東京の片隅から
目次きのうあした


2013年07月10日(水) 「貴婦人と一角獣」展

午後休みを取って新国立美術館の「貴婦人と一角獣」展へ。
会期末ということもあって、平日でもそれなりに混んでいる。
とはいってもよくある有名絵画展などの混雑度からすれば「空いている」といえる。
展示物が大きいので、至近距離に寄りっぱなしと言うことがない。全体を見るためにはかなり下がらなければならないので、みんな適度な距離を取って見ている。
会場のおしゃれ奥様度が高い。もともと美術展はそういうものだけど、題材がロマンチックだからか。
そして、イヤホンガイド率が高い。
説明が必要な題材であること、「マルテの手記」の朗読が入っていることもあるのだろうけど、それだけじゃないらしい。
なんでも、このタペストリーの一枚「我が唯一の望み」が、最近のガンダムに出てきたらしい。飾っていた家の名前も本来の発注者と同じ「ヴィスト家」。脚本家趣味だな・・・。
しかもイヤホンガイドのナレーションの一人がシャアの声優。絶対狙ってる。まぁ、でもそういう不純な動機でもきっかけになればいいのかな。

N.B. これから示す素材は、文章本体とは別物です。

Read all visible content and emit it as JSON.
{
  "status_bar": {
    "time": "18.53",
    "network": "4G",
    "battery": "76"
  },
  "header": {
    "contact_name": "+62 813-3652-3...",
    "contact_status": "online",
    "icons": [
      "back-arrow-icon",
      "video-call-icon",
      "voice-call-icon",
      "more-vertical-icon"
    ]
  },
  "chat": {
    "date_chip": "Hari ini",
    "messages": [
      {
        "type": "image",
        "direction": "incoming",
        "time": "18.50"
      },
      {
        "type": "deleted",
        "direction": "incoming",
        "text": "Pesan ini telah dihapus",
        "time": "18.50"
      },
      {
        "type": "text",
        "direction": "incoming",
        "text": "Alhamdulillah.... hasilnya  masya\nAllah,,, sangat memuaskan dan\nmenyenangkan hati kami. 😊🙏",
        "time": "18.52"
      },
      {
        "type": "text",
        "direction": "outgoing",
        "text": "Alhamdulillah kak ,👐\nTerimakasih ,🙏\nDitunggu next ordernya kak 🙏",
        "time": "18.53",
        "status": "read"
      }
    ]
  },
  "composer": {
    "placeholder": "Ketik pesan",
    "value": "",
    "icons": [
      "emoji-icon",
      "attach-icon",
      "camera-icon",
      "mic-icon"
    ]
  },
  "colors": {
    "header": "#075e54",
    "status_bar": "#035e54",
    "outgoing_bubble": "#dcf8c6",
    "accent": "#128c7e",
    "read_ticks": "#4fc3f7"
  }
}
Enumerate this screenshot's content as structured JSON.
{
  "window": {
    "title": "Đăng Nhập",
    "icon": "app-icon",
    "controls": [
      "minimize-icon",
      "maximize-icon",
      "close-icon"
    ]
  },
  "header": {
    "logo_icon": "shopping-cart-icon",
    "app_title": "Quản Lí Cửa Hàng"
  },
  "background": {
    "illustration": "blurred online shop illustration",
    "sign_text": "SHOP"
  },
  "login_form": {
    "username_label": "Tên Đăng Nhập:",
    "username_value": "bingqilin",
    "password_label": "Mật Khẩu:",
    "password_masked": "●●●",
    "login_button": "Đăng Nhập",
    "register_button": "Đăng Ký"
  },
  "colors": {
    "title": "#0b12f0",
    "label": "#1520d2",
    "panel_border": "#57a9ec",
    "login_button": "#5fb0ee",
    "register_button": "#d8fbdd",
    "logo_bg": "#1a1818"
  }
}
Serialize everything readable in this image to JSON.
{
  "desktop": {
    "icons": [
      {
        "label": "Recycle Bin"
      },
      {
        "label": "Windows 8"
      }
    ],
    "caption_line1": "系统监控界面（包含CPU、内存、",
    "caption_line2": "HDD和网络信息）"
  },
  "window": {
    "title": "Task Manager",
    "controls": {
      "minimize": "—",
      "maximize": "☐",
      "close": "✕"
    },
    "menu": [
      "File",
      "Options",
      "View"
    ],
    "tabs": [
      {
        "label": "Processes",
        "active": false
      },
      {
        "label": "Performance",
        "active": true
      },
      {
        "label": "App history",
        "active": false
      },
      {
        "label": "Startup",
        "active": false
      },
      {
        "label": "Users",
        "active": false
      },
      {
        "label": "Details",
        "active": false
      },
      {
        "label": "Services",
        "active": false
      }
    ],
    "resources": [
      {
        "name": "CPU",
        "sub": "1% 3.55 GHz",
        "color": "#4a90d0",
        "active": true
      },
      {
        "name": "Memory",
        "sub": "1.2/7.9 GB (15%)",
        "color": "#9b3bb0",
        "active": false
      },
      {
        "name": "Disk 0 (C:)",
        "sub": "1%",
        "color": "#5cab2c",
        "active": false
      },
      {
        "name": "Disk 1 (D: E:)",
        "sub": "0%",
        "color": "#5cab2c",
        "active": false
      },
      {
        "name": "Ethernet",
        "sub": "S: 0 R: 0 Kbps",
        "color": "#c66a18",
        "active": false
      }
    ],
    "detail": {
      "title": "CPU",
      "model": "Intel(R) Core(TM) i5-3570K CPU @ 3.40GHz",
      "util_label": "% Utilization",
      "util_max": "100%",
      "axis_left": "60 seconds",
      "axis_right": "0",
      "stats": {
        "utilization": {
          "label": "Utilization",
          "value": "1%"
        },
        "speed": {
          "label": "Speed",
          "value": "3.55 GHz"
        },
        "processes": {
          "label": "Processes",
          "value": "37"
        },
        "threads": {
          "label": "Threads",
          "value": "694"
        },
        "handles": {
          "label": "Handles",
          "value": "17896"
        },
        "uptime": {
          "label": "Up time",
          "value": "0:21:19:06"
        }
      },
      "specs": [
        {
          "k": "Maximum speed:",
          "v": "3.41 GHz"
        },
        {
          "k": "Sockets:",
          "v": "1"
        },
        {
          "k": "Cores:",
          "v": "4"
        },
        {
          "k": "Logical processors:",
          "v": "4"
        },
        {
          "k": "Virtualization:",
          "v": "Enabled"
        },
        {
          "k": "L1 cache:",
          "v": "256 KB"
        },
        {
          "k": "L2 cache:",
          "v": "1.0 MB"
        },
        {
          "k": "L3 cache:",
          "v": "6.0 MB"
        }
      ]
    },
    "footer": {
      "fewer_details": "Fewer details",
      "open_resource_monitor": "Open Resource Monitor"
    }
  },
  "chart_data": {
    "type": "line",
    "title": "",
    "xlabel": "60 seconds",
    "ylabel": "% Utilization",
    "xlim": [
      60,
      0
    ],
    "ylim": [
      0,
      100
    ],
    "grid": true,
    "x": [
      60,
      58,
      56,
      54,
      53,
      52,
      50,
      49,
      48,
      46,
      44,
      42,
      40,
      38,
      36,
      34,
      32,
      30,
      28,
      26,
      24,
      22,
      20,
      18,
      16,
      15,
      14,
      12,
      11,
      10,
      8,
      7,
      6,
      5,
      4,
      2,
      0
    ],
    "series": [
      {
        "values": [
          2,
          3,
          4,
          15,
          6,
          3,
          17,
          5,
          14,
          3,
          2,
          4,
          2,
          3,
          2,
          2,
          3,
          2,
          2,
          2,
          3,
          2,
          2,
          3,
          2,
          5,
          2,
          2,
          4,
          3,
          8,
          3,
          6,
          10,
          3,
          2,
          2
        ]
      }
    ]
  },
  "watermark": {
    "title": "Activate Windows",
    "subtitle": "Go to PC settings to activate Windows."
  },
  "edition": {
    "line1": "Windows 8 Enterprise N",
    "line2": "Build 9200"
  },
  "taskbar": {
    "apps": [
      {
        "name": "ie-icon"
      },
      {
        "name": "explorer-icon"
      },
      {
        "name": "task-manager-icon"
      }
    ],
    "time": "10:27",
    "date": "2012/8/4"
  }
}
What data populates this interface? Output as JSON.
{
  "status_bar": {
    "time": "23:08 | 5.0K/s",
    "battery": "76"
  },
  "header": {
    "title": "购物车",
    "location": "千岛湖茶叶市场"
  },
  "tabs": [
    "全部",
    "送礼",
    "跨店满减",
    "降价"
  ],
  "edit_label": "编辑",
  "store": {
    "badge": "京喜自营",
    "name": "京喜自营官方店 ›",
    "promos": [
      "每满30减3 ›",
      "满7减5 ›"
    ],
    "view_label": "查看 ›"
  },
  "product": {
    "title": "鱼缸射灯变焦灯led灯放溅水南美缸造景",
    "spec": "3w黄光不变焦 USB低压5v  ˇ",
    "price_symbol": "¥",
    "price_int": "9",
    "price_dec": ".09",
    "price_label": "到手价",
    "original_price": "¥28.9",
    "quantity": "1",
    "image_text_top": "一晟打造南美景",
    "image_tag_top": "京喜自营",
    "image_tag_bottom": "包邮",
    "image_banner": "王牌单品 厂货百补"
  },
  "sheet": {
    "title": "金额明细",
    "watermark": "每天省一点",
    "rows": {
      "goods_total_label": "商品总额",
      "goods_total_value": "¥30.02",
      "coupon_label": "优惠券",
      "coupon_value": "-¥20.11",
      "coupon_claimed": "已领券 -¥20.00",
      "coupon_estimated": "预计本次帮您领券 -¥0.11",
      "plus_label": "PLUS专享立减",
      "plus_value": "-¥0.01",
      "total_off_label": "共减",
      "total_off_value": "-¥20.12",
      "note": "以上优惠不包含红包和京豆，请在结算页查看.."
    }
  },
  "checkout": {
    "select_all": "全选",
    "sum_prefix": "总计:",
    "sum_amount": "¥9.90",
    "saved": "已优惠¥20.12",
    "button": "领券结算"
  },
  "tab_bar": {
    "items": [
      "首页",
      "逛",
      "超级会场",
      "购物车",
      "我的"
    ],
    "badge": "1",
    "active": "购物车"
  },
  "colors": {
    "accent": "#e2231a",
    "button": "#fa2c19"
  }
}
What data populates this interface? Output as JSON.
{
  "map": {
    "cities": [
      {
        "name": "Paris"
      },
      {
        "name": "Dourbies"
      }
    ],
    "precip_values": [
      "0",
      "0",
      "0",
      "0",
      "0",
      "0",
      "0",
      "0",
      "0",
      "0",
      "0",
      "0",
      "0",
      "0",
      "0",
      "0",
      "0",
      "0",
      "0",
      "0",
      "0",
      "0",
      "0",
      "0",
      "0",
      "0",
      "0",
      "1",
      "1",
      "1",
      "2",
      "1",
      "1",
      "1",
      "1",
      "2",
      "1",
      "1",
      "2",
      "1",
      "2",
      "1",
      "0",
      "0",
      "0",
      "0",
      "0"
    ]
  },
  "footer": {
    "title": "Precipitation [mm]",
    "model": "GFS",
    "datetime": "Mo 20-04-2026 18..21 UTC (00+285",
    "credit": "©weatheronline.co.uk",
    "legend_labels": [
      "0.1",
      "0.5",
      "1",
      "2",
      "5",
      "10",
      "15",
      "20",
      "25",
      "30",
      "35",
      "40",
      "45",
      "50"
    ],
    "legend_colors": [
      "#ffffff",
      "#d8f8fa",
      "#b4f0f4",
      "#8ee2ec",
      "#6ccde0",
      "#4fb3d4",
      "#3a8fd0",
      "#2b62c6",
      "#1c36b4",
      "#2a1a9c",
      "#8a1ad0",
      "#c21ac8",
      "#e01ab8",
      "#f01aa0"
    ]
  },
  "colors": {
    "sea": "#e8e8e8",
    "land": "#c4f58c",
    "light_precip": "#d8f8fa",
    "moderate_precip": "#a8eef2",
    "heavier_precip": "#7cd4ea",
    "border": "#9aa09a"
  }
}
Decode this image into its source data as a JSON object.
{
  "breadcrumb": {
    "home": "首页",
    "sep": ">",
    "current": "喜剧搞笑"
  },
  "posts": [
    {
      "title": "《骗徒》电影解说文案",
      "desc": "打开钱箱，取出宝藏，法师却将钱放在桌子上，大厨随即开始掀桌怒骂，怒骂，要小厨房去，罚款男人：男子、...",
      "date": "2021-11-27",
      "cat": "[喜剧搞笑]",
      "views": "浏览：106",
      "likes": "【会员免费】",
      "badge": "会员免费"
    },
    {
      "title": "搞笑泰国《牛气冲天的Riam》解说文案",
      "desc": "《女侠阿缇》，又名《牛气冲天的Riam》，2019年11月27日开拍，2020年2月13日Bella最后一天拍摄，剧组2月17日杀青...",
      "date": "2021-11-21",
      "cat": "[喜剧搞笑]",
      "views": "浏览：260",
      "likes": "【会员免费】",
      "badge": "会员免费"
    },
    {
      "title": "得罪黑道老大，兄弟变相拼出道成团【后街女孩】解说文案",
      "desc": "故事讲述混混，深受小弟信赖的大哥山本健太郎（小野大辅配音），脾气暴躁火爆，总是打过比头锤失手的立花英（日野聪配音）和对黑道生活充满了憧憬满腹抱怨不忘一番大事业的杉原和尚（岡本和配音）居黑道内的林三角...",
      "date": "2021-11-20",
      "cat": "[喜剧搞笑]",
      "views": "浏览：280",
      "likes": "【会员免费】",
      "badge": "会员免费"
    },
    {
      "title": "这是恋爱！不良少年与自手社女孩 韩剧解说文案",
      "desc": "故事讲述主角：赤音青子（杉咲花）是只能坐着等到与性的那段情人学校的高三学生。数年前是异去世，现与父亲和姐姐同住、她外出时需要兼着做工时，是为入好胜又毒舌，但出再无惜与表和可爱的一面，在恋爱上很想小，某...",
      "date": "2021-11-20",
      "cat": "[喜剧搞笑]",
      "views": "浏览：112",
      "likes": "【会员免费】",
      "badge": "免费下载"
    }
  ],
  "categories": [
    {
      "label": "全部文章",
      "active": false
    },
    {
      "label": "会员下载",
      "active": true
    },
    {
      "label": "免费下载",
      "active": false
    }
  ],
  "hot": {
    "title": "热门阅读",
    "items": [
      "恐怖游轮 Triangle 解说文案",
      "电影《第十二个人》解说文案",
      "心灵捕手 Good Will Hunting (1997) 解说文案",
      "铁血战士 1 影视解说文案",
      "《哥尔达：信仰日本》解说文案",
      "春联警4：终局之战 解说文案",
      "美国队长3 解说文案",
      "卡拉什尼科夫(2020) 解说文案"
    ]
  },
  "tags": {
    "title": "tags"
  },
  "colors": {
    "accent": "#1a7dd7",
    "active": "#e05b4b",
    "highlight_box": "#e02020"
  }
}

メイン展示物の「貴婦人と一角獣」は巨大なタペストリーのシリーズ。
人間の五感、視覚、聴覚、触覚、味覚、嗅覚を表したものと、最後の「我が唯一の望み」。
この「我が唯一の望み」の解釈については様々あるようだけど、発注者の真意が分からなくてもその美に浸るだけでいいんじゃないか、と思う。
実際、そのタイトルだけじゃなく、家の紋章が実際のルールに従っていなかったり、柄の向きが違っていたり、他にも色々と謎はあるよう。

それにしてもタペストリーの保存状態がすばらしい。室内に掛けてあったからなのか褪色が少ない。一番下の部分はやや色あせているのか?それとも天然染料の染めムラか?若干色違いを感じるところもあるが、完成からの年月を考えると、誤差の範囲。
重量物を壁に掛けるという用法の関係上画面が立て伸びしてしまっているが、織りの技術もすばらしい。おそらく下絵の段階からと思われる獅子の変顔はご愛敬(笑)貴婦人のダマスク織りの衣服やテーブルクロスも、ちゃんと陰になるところは色を変えてある。
しかしこの見上げるだけで首が痛くなるようなタペストリーを飾る城っていったいどんなスケールなのか。

タペストリーの織りの技法や服飾、背景に描かれた動植物についてもきちんと説明コーナーがあり、展示点数が少ない分をカバーし、分かりやすい展示になっていた。
クリュニーでも見たいなぁ。あと20年くらいあとになりそうだけど・・・。

見終わった後秋葉原に出てヨドバシカメラの上でタワーレコードと有隣堂をハシゴ。CDと買いそびれていた雑誌を買い、催事コーナーで扇子を買う。マッサージにも心惹かれたんだけど、時間が足りず見送り。
そのあとトリムでユニクロと無印と鎌倉シャツをハシゴするも、収穫なし。(これは痛い)
スタバでお茶をする時間だけ何とか確保して、駆け足で帰宅。